Fundacja nie obroniła się jednak przed zarzutami. W 2008, gdy prezydent Barack Obama przygotowywał się do nominacji Hilary Clinton na sekretarza stanu, niektórzy republikanie podnieśli zarzuty konfliktu interesów. Krytykowali fakt, że fundacja trzyma w sekrecie nazwiska swoich donatorów.
Clintonowie zawarli wówczas porozumienie z administracją Obamy, które zakładało rozpoczęcie publikacji współpracowników fundacji i zaakceptowanie ograniczeń w kwestii wsparcia od zagranicznych rządów.
Umowa zakładała też wydzielenie z fundacji Clinton GLobal Initiative - organizacji, która zrzesza światowych przywódców, osoby z przemysłu i organizacje charytatywne, umożliwiając im debatowanie na temat globalnych problemów. Jej działalność została ponownie scalona, gdy Hilary Clinton zrezygnowała z funkcji sekretarza stanu.
"The Washington Post" podkreśla, że publikując dane swoich donatorów fundacja wykracza poza standardowe wymogi prawne, a eksperci dodają, że poziom jej przejrzystości przewyższa większość organizacji filantropijnych. Ta przejrzystość ma jednak granice. Fundacja określa swoich darczyńców w dość szerokich kategoriach - w przedziale 1,5 mln dolarów i powyżej 25 mln dolarów. Dane są skumulowane, co utrudnia śledzenie konkretnych wpłat. W rezultacie nie jest możliwe określenie tego, jak konkretni darczyńcy wspomagali fundację, od chwili gdy Hillary Clinton dołączyła do niej ponownie w 2013 roku.

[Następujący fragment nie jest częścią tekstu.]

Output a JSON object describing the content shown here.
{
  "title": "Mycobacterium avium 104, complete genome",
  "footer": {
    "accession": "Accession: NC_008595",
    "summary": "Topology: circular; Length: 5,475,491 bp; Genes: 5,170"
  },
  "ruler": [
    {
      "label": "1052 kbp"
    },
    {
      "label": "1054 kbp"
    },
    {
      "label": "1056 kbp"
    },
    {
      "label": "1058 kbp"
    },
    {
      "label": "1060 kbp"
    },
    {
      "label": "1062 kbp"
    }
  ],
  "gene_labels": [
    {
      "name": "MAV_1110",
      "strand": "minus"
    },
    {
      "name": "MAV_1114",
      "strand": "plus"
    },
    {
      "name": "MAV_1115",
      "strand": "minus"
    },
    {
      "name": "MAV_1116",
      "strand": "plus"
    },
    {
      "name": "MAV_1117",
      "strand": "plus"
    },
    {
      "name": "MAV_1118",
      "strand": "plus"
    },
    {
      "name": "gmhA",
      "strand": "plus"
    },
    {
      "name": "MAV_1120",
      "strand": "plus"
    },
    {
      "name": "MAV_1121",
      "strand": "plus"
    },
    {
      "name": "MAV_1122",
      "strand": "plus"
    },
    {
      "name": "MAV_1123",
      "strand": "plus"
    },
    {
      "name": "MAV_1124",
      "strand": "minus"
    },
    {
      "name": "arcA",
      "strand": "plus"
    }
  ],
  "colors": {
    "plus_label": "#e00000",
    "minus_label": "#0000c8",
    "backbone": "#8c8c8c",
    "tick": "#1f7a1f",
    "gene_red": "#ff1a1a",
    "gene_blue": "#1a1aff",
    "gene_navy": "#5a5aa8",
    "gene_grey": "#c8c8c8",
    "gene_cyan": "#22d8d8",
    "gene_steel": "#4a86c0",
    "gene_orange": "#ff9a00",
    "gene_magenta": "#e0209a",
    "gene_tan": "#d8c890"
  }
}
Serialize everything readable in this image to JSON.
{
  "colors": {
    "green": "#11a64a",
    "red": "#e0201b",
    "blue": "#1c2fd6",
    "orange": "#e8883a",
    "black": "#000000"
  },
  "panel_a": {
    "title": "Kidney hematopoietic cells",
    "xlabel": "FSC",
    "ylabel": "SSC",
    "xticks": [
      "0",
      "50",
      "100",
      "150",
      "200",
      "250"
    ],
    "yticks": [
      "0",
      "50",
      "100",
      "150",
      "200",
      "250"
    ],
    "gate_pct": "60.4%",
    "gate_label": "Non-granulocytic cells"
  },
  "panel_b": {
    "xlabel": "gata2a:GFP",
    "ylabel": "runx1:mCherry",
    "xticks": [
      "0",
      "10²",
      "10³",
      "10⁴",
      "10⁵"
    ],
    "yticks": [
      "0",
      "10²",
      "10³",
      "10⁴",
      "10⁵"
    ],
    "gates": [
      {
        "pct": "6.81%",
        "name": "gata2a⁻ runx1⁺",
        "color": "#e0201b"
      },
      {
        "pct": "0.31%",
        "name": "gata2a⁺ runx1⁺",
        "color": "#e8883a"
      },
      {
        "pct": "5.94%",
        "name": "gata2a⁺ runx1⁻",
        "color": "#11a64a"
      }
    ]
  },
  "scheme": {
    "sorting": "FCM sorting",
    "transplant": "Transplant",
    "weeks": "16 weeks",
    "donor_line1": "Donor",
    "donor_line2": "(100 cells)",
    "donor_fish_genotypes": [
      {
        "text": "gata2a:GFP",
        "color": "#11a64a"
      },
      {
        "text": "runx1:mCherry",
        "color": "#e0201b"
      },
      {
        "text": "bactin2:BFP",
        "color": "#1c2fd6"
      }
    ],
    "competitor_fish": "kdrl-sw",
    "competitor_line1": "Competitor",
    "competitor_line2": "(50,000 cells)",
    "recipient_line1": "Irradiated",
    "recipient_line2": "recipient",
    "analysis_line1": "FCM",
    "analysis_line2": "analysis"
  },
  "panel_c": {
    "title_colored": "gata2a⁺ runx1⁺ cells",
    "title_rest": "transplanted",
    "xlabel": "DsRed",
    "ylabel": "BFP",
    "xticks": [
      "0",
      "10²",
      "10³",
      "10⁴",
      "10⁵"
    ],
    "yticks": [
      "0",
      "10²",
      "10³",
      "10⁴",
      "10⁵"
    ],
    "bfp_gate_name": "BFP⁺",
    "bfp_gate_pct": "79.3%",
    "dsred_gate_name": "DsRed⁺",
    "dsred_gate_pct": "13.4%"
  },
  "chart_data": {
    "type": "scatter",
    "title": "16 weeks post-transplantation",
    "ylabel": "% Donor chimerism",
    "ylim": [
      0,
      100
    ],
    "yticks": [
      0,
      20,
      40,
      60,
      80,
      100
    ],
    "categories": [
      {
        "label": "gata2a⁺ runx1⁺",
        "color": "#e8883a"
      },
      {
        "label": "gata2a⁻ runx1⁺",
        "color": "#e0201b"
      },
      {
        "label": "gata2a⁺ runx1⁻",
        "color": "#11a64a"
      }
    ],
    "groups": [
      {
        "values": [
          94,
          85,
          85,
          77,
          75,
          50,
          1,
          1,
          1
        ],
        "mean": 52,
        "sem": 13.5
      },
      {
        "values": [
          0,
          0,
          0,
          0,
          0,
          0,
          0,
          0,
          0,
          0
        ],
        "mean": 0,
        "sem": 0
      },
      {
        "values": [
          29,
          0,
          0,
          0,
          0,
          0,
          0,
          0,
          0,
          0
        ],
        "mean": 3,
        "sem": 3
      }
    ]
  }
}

Fundację, Bill Clinton założył w 2001 roku, krótko po zakończeniu swojej prezydentury. Inicjatywy charytatywne jakie podejmuje fundacja, to między innymi te dotyczące zmian klimatu, HIV i rozwoju gospodarczego biednych regionów. Fundacja zdobyła uznanie u specjalistów zajmujących się filantropią.